In auto-mode, the subwoofer turns on when it senses an input signal. The microphone input is for the Automatic Room Optimization system, which has three settings: Demo, Defeat and Calibrate. The Indicator Lights let you know if the sub is on and whether the sub is being operated as a master or slave unit. The lights themselves can also be dimmed or defeated, using the Lights Level Switch so not to attract too much attention in a darkened theater or living room. The Level Mode switch has a variable or a reference position; the latter defeats the Master Level Control altogether when activated. The Low Pass Filter has three positions: off, 12db and 24db.
Below the buttons and switches sits the heart of the system, the JL Audio 13-and-a-half-inch subwoofer driver. From the front, the only evidence of its extraordinary design is the size of the surround and the fact that you cannot see the mounting screws. A look inside finds the JL Audio driver weighing in at 58 pounds. It has an astonishing four inches of linear excursion and a magnet structure to match. The die cast basket and the voice coil assembly are designed to absorb extremely high power. Unseen from the exterior are the patented innovations in the design that allow for the greatest linearity and silent air flow. The rear of the unit sports two huge vertical cooling fins on either side of the 2,500-watt amplifier. Between the fins are the inputs (Left and Right, Balanced and RCA), a Balanced Output to Slave, a Grounding Switch, an Input Mode Switch and the Line Power Input.

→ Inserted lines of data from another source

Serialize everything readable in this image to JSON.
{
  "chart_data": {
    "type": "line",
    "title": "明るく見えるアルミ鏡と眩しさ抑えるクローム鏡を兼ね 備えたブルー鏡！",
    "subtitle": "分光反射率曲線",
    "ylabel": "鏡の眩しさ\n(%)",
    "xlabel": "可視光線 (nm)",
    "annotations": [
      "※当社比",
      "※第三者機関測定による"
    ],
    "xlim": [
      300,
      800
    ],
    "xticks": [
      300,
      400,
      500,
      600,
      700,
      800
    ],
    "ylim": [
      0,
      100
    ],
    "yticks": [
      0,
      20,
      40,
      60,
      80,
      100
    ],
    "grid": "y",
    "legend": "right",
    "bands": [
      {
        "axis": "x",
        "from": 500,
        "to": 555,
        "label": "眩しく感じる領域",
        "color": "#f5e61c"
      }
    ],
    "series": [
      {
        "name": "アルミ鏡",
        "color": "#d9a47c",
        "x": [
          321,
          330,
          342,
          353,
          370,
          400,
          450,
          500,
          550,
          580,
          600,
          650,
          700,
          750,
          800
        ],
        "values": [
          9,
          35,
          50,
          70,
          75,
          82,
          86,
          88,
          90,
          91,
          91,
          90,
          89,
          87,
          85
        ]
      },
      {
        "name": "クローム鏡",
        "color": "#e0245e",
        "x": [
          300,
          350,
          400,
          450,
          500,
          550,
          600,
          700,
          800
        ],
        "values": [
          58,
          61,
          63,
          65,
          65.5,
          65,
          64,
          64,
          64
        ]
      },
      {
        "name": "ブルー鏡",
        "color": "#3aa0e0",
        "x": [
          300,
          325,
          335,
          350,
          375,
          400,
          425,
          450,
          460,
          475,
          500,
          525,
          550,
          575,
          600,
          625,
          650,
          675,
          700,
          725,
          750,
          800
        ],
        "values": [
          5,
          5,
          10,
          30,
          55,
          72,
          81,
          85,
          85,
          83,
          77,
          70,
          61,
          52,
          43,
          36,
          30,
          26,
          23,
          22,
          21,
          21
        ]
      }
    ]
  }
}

While it is common for people to corner load subwoofers, I preferred the Fathom 113 right between my monitors. Corner mounting augments the deep bass, but there was no lack of deep bass in the center position; at the same time, the central location provided improved melding and speed. I tried the Fathom both with its internal filter and through my DEQX-based Wasatch Acoustics processor/crossover. When using the Wasatch crossover, the crossover frequency was 100 Hz and the slope was 60 db per octave. No processing was applied, and the Automatic Room Optimization system was on in both cases. Operating the Automatic Room Optimization system was simple. I plugged in the microphone, placed it in the listening position and pressed calibrate. The system did the rest, although it did take a couple of tries to get the test level to the acceptable range. It was then only a matter of listening to music and adjusting the listening level. High-quality bass is intoxicating, so it took me a while to be sure I had it just where I wanted it. It was not long before the Fathom 113 melded into my Wasatch Musina 2.0 monitors seamlessly and provided an astonishing feeling of power and size. The internal LP filter sounded best at 24 db per octave and 50 Hz. While the filter did an excellent job, I found the melding and speed somewhat better using the Wasatch as a crossover.